Nancy Marshall had her own burial plot all picked out.
When her time came, the Buckeye resident would be interred at the city-owned Louis B. Hazelton Memorial Cemetery — Section B, Block 29, Lot 3, Plot 7. On one side of that spot rests her husband, Gerald, who died in 2023. On the other is her mother, Nina Phillips, who died in 2008.
But last year, the cemetery called Marshall to inform her of a problem with her burial plot she’d purchased. Someone else was buried in it already — and, according to a lawsuit Marshall filed against Buckeye earlier this month, the cemetery wouldn’t tell her whose corpse is squatting in her eternal resting place.
Marshall filed the suit Aug. 4 in Maricopa County Superior Court, alleging that the town breached its contract with her and committed negligence when it allowed someone else to be buried in the plot she purchased for herself. She is asking a judge to rule that Buckeye “is allowing a continuing trespass to be made” on her property and to order the city “to take all action necessary to remove the body” from her burial plot.
Buckeye officials did not respond to a request for comment on the lawsuit. Marshall’s attorney, Curtis Ensign, told Phoenix New Times that Marshall was away until after Labor Day and was unable to speak before then.
Per Marshall’s lawsuit, she and her husband bought two adjoining plots in the cemetery in 2008, the year Marshall’s mother was buried there. At the same time, the suit says, Marshall had her mother’s plot changed so “that there would be three plots in a row” for the family.

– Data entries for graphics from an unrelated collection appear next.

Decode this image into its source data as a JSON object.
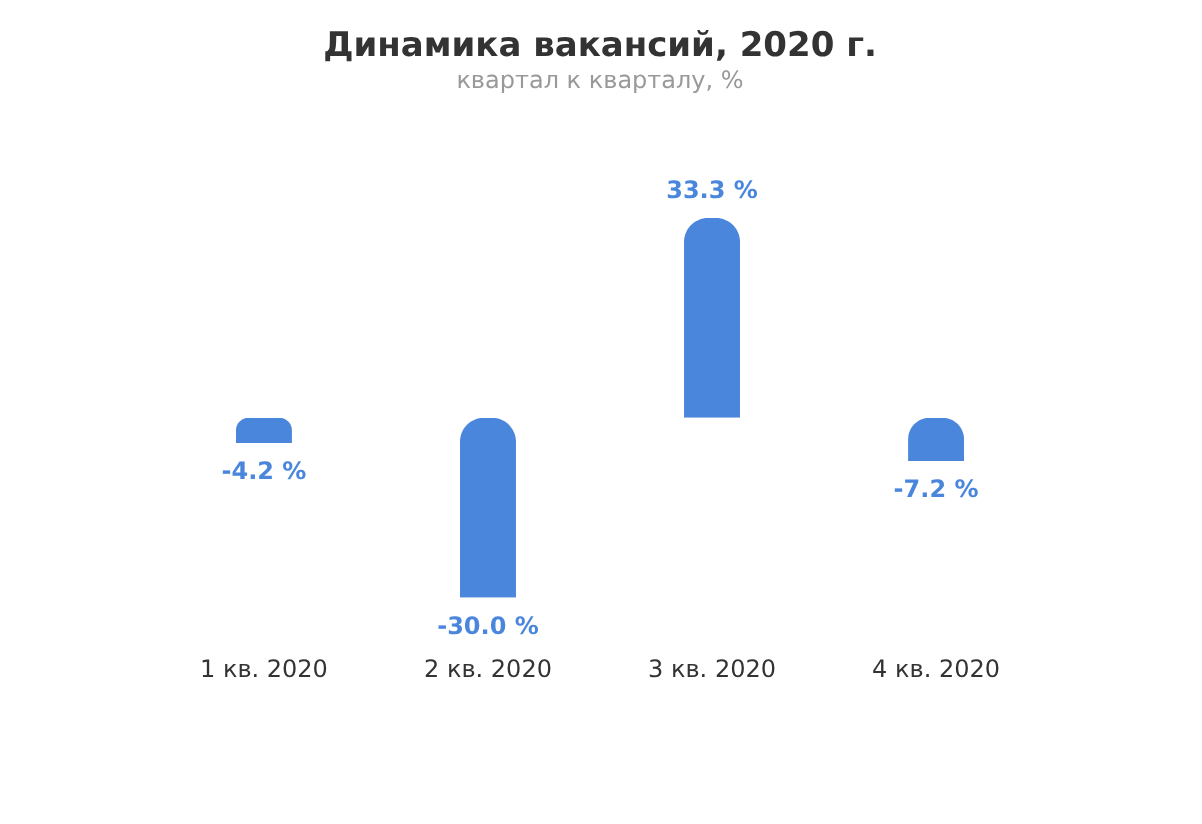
{
  "chart_data": {
    "type": "bar",
    "title": "Динамика вакансий, 2020 г.",
    "subtitle": "квартал к кварталу, %",
    "categories": [
      "1 кв. 2020",
      "2 кв. 2020",
      "3 кв. 2020",
      "4 кв. 2020"
    ],
    "values": [
      -4.2,
      -30.0,
      33.3,
      -7.2
    ],
    "value_labels": [
      "-4.2 %",
      "-30.0 %",
      "33.3 %",
      "-7.2 %"
    ],
    "color": "#4a87dc"
  }
}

Last September, Marshall says, the cemetery called her to say there “might be a problem” with her plot, the lawsuit says, and she made an appointment to speak with town officials in person. In an in-person meeting on Sept. 10, they told her that “a body had apparently been interred” in the plot she purchased between her deceased mother and late husband. The suit says that the cemetery either withheld or was not privy to that body’s identity.

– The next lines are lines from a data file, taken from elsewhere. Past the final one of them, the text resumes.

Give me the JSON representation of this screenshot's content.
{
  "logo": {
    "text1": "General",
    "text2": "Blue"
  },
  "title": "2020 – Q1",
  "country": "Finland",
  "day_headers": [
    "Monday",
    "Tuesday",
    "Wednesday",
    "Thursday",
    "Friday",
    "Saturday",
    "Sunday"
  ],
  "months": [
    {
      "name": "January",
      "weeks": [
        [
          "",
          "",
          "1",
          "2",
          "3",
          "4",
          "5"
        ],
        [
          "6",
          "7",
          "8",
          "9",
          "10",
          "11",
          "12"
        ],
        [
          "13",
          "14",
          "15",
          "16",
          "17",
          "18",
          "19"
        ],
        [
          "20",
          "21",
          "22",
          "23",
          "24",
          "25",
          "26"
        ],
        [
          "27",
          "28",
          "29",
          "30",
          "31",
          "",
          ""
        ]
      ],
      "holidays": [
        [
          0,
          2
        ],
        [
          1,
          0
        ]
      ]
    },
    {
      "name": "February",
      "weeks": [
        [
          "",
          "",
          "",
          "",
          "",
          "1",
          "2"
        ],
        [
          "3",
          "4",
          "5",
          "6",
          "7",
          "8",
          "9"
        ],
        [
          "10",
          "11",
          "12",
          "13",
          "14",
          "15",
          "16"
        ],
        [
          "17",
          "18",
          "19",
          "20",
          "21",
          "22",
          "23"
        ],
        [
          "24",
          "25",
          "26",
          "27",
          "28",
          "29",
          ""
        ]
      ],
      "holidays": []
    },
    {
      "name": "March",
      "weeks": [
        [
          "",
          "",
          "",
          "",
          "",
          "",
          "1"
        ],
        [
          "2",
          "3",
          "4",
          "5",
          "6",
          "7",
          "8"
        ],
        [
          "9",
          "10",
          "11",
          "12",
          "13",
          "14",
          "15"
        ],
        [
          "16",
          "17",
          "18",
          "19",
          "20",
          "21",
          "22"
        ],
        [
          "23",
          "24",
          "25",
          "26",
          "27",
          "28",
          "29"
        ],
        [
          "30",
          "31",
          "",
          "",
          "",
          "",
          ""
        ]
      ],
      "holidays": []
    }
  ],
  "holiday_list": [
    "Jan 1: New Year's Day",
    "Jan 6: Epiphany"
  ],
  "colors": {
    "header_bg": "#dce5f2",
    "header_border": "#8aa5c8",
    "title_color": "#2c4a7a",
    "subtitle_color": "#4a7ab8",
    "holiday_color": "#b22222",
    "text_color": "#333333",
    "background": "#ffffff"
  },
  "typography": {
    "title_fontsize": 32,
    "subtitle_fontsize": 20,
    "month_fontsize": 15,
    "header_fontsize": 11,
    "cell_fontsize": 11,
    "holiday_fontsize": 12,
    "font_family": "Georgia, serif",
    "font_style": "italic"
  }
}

“At the time, she was not informed of the identity of the body that was interred, who caused or allowed the body to be interred in Plot 7, or when or why the body was interred,” the lawsuit says.
It is not clear if Marshall has learned the body’s identity since. However, her suit claims that “there may be 80 or so persons who have been interred” at the cemetery whose identities are unknown to the cemetery, as well as “who interred them, or why or when they were interred.”

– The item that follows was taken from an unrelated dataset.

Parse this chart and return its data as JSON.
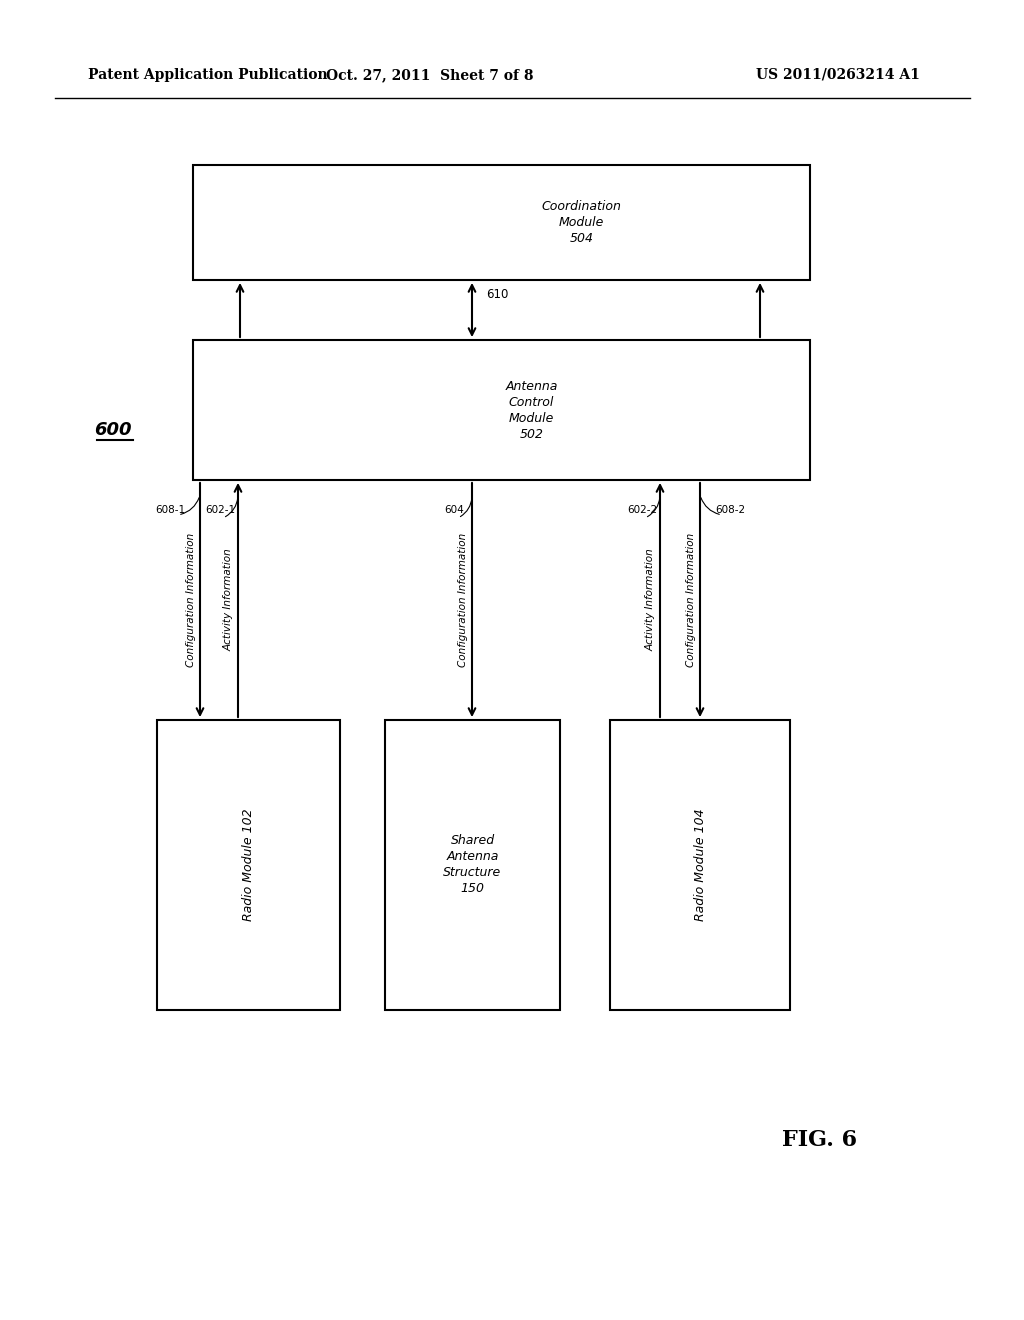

The Louis B. Hazelton Memorial Cemetery was founded in 1938 by the American Legion Hazelton-Butler Post 53 and transferred to Buckeye’s ownership in 1947. According to its website, the cemetery is “reaching capacity in the original sections of the cemetery” and plots in four sections — including Section B, where Marshall purchased her family’s plots — “are no longer available for purchase by the general public.”
The cost of one full plot at the cemetery is $2,000, according to its website. While the cemetery has a burial search feature that allows someone to pull up a grave location by name — the graves of Nina Phillips and Gerald Marshall indeed can be found in the same area of the cemetery — it does not provide a public listing of gravesites by section and plot number.
The lawsuit says that Ensign, Marshall’s lawyer, tried to find out who was buried in her plot and what the city and the cemetery would do to resolve the problem. It notes that “even though (Marshall) has not deceased and cannot presently be interred in Plot 7, it became obvious that the situation involving Plot 7 would eventually become a problem that presently needed resolution.”
According to the suit, the cemetery said it “was unable to provide any information” about the body buried there. In February, the suit says, the city “refused to do anything to resolve the problem except offer a new plot” to Marshall, which the lawsuit says is “unsatisfactory.”
On March 4, Marshall filed a notice of claim notifying the city that she intended to sue if the situation wasn’t resolved. Per the suit, the city denied that claim in May.